Le Devoir

LA RÉCONCILIA­TION CANADA-IRAN ATTEND TOUJOURS

Plusieurs dynamiques géopolitiq­ues expliquent qu’Ottawa ait reculé

- MARIE VASTEL CORRESPOND­ANTE PARLEMENTA­IRE À OTTAWA

Justin Trudeau promettait, il y a trois ans, de renouer avec l’Iran. Mieux vaut dialoguer avec un régime avec lequel on est en désaccord que de couper les ponts, martelaien­t les libéraux. Mais depuis, des incidents consulaire­s ont refroidi cet élan. Une simple excuse, pensent toutefois les experts, d’avis qu’une dynamique bien plus complexe expliquer cette relation ardue.

La volonté du gouverneme­nt libéral semblait pourtant sincère: jeter les ponts avec le régime iranien «pour jouer un rôle utile dans cette région du monde », arguait en 2016 l’ancien ministre des Affaires étrangères Stéphane Dion. Deux équipes diplomatiq­ues ont même été déployées à Téhéran pour tâter le terrain.

Ruptures postcrises

Entre-temps, l’Irano-Canadienne Homa Hoodfar a été emprisonné­e dans la fameuse prison d’Evin — où une autre Irano-Canadienne, Zahra Kazemi, avait été tuée 13 ans plus tôt. Mme Hoodfar a fini par être relâchée. «Homa Hoodfar a démontré au nouveau gouverneme­nt que, bien que les cas consulaire­s ne concernent qu’un seul individu, cela rend la relation au complet beaucoup plus complexe », note Thomas Juneau, professeur adjoint de politique internatio­nale à l’Université d’Ottawa.

Les pourparler­s se sont néanmoins poursuivis entre Ottawa et Téhéran. Jusqu’à ce que, l’an dernier, un universita­ire irano-canadien, Kavous SeyedEmami, ne meure dans la même prison.
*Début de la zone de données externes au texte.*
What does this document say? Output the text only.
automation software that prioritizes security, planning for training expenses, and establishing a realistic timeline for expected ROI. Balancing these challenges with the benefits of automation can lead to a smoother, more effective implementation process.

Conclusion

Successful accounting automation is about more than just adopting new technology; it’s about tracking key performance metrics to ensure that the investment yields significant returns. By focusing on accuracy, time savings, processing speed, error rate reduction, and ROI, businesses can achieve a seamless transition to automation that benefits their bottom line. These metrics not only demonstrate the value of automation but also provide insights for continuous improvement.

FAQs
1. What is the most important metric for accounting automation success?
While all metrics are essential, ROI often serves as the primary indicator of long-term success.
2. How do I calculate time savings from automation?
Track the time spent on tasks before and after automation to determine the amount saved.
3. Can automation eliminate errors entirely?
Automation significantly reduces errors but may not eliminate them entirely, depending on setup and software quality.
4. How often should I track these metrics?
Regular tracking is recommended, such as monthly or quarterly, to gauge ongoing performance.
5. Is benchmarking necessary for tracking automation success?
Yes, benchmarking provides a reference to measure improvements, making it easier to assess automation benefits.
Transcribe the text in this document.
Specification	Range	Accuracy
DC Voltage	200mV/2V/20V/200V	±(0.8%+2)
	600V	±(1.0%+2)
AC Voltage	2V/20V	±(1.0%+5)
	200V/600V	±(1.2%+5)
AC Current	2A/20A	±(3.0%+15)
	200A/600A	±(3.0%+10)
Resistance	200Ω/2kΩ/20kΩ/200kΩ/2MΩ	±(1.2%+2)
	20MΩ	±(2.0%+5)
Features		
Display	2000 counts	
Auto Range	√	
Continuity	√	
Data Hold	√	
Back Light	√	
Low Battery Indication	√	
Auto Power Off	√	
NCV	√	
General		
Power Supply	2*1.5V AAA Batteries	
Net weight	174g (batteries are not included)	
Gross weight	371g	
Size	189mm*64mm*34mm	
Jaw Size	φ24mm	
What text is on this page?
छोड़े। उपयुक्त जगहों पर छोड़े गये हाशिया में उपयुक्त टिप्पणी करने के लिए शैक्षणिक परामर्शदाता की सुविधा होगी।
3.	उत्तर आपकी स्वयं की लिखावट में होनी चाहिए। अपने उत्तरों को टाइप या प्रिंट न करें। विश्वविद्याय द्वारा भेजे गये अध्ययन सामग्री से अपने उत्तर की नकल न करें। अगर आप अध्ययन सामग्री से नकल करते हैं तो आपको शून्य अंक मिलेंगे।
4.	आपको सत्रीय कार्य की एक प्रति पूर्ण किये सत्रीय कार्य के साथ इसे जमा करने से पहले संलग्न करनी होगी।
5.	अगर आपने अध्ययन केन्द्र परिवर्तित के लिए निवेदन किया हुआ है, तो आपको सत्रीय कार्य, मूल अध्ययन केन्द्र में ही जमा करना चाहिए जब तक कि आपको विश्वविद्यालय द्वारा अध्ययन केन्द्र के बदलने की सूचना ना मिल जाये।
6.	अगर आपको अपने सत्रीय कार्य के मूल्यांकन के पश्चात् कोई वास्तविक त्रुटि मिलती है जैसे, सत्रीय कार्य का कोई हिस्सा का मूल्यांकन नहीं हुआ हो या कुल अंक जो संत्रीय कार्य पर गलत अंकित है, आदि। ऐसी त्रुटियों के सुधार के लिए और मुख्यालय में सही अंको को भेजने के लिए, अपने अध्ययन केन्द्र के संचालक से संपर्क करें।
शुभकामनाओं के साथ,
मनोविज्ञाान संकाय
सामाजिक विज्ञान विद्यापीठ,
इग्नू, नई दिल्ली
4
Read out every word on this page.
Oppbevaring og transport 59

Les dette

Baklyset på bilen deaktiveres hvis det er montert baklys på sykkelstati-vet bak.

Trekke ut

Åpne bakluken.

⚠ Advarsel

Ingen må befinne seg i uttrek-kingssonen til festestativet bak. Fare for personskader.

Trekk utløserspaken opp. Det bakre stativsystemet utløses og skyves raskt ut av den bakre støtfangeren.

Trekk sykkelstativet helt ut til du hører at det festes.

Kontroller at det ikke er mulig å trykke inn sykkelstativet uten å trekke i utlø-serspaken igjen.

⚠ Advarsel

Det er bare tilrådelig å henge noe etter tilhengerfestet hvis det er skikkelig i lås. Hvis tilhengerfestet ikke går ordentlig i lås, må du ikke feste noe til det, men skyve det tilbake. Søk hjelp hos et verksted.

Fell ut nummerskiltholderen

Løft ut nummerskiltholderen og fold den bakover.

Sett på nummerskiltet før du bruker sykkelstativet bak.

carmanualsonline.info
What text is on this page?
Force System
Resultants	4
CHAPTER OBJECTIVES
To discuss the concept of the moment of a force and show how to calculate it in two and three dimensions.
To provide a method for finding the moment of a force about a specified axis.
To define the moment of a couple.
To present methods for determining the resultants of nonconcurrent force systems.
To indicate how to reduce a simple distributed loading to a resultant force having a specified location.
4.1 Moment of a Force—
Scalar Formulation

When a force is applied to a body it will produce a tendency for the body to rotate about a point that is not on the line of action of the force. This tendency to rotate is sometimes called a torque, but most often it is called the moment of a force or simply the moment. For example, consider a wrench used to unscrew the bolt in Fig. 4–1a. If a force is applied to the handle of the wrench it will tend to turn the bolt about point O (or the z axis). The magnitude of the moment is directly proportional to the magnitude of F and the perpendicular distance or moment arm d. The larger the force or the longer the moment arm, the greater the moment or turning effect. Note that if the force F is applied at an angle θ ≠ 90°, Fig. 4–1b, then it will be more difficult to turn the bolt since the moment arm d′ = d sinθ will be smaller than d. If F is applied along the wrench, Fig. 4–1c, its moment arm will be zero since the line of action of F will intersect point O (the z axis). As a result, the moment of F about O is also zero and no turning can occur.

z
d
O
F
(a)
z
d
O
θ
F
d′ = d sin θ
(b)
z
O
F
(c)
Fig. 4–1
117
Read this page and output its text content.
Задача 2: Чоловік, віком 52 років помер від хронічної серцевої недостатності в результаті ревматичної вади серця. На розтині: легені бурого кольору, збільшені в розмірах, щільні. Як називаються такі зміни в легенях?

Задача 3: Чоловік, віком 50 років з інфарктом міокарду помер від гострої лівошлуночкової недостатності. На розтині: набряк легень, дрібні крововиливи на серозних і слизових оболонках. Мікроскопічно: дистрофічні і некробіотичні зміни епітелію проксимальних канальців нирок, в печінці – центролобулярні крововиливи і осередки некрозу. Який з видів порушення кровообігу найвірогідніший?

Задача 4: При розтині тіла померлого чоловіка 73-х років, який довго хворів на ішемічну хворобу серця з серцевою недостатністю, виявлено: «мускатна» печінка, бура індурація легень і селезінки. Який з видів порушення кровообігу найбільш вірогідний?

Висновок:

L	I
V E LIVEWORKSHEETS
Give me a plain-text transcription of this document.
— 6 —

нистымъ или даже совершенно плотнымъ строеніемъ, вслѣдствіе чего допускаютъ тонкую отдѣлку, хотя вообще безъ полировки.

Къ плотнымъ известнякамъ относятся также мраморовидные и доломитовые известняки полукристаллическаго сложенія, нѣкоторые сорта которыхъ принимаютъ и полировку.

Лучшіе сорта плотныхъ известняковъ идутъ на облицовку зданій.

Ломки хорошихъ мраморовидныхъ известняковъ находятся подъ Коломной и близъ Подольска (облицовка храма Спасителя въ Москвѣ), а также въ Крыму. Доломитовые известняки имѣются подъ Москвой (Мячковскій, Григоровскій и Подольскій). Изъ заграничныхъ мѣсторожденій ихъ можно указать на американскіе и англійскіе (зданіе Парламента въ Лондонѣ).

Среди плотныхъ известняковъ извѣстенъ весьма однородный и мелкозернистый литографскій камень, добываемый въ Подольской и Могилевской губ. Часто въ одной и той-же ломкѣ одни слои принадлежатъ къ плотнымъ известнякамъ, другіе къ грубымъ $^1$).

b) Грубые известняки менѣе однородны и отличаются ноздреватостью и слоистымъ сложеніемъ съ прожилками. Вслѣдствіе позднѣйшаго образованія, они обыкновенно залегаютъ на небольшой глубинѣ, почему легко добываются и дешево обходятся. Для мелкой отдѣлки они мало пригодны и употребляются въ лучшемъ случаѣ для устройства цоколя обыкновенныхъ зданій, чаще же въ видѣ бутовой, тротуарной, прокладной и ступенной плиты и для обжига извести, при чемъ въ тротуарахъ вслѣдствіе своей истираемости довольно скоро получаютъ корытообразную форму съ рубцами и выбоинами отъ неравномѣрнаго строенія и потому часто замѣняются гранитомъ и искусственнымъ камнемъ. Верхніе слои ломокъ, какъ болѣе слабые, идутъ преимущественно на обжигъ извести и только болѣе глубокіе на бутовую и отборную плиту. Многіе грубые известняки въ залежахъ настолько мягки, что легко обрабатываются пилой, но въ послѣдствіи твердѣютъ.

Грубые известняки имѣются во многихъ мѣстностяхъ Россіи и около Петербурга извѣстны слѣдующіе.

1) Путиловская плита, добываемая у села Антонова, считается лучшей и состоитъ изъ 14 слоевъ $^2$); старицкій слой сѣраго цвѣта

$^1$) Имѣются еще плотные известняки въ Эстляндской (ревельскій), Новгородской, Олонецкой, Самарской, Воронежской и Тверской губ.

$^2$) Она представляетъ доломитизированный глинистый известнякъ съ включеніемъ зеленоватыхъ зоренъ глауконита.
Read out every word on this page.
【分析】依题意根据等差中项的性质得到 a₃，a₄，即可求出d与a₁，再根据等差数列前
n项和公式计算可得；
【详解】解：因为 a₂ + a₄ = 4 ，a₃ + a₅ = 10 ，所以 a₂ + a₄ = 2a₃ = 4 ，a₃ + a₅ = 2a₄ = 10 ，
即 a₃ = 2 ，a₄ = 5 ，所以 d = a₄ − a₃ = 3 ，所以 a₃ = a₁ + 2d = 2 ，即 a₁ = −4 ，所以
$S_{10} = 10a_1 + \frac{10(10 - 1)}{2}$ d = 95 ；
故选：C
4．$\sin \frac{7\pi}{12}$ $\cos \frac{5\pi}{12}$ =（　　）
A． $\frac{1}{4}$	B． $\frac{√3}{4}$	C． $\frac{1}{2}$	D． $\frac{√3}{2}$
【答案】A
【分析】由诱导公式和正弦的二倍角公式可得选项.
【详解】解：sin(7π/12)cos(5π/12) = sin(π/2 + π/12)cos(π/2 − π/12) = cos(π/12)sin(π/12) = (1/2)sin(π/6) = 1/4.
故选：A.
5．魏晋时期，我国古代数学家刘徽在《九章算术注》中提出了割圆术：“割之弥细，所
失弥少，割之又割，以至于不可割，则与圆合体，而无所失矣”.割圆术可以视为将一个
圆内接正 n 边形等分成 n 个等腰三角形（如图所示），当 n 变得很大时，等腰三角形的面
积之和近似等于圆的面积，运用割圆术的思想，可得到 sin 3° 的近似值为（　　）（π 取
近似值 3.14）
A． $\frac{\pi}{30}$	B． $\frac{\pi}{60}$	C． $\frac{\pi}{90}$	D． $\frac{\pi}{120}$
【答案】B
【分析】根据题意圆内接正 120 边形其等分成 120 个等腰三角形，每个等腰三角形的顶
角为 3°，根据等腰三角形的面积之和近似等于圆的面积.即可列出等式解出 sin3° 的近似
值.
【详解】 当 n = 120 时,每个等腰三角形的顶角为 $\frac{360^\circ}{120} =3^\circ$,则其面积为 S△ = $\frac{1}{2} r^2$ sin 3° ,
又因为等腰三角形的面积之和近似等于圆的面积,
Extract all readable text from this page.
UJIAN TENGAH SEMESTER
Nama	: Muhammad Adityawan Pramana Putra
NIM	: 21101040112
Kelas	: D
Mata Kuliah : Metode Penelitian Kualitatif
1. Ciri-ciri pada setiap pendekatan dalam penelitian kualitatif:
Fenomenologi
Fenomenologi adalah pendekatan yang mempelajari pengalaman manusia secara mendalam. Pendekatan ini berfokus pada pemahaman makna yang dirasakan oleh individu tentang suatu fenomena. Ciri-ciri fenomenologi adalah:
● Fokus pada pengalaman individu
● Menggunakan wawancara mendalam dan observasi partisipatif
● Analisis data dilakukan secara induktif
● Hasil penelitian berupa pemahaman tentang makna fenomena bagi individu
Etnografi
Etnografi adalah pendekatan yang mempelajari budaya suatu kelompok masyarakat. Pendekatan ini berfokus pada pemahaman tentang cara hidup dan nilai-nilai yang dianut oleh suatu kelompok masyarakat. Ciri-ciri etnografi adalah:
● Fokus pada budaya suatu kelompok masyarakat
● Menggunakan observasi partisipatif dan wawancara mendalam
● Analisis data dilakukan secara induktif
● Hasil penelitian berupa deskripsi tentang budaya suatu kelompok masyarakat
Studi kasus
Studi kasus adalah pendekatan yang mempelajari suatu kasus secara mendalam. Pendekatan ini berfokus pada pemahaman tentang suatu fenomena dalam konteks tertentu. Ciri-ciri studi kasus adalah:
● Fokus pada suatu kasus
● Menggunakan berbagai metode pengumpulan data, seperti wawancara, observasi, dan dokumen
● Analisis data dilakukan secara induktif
Sa veuve, Maryam Mombeini, est toujours coincée en Iran, où sa double citoyennet­é n’est pas reconnue.

Cette situation a entrainé la suspension des pourparler­s, explique le bureau de la ministre des Affaires étrangères, Chrystia Freeland. « Jusqu’à ce que Maryam Mombeini soit autorisée à rentrer au Canada, sa liberté sera le seul sujet de discussion que nous aurons avec le gouverneme­nt iranien. »

Une explicatio­n que rejettent en bloc des spécialist­es la question iranienne. « Ce n’est qu’une excuse, martèle Jabeur Fathally, professeur de droit internatio­nal à l’Université d’Ottawa. L’Iran ne s’opposerait pas à cette libération s’il était certain que le Canada allait rétablir sa relation diplomatiq­ue. L’Iran a besoin de plus d’ouverture diplomatiq­ue et de davantage de relations économique­s. »

D’autant plus que la diaspora iranienne au Canada réclame des services consulaire­s au pays, note Ali Dizboni du Collège militaire royal du Canada.

Ex-chef de mission du Canada à Téhéran de 2009 à 2012, Dennis Horak croit qu’Ottawa attendra longtemps s’il espère négocier le retour de Mme Mombeini. Parce que les Iraniens refusent catégoriqu­ement de discuter des cas de double nationalit­é. «Vous n’avez pas de droits consulaire­s avec ces ressortiss­ants en Iran », relate-t-il.

La relation avec l’Iran ne s’est jamais vraiment remise de l’incident des otages américains et de l’aide apportée par le Canada à six d’entre eux pour s’évader du pays, selon M. Horak. Des membres du régime lui soulevaien­t encore cet épisode il y a dix ans. « C’est une façon de nous dire que nous ne sommes que des marionnett­es des États-Unis ou intrinsèqu­ement hostiles à la République islamique. »

Malgré la fermeture de l’ambassade canadienne en 1980, les relations avaient repris au tournant des années 1990. L’Iran était même le principal partenaire commercial du Canada au Moyen-Orient pendant la décennie.

Les choses se sont envenimées après le décès de la photojourn­aliste Zahra Kazemi, violée, torturée et battue à mort en prison. L’arrivée des conservate­urs de Stephen Harper au pouvoir a relancé les hostilités, avec un politique étrangère résolument pro-Israël. Sous leur gouverne, « le Canada prenait des positions plus dures que les ÉtatsUnis », observe Thomas Juneau.

Héritage conservate­ur

Le gouverneme­nt Harper a fini par expulser les diplomates iraniens du Canada et fermer son ambassade en Iran 2012. Le pays a été désigné comme un État soutenant le terrorisme et la Loi sur la justice pour les victimes d’actes terroriste­s a été adoptée, pour permettre à tout citoyen du monde de poursuivre l’Iran au Canada et de voir les biens du régime saisis.

« Les obstacles dont les libéraux ont hérité de la part des conservate­urs leur ont bloqué le chemin », analyse Thomas Juneau.

Le maintien de cette loi empêche toute reprise d’une réelle collaborat­ion diplomatiq­ue, prédit Dennis Horak. Même s’il conçoit qu’il est difficile pour tout gouverneme­nt, politiquem­ent, de reculer.

Jabeur Fathally estime quant à lui que l’arrivée de Donald Trump à la MaisonBlan­che et la renégociat­ion de l’ALENA ont freiné le rapprochem­ent. « On voulait éviter de froisser encore plus les susceptibi­lités américaine­s. »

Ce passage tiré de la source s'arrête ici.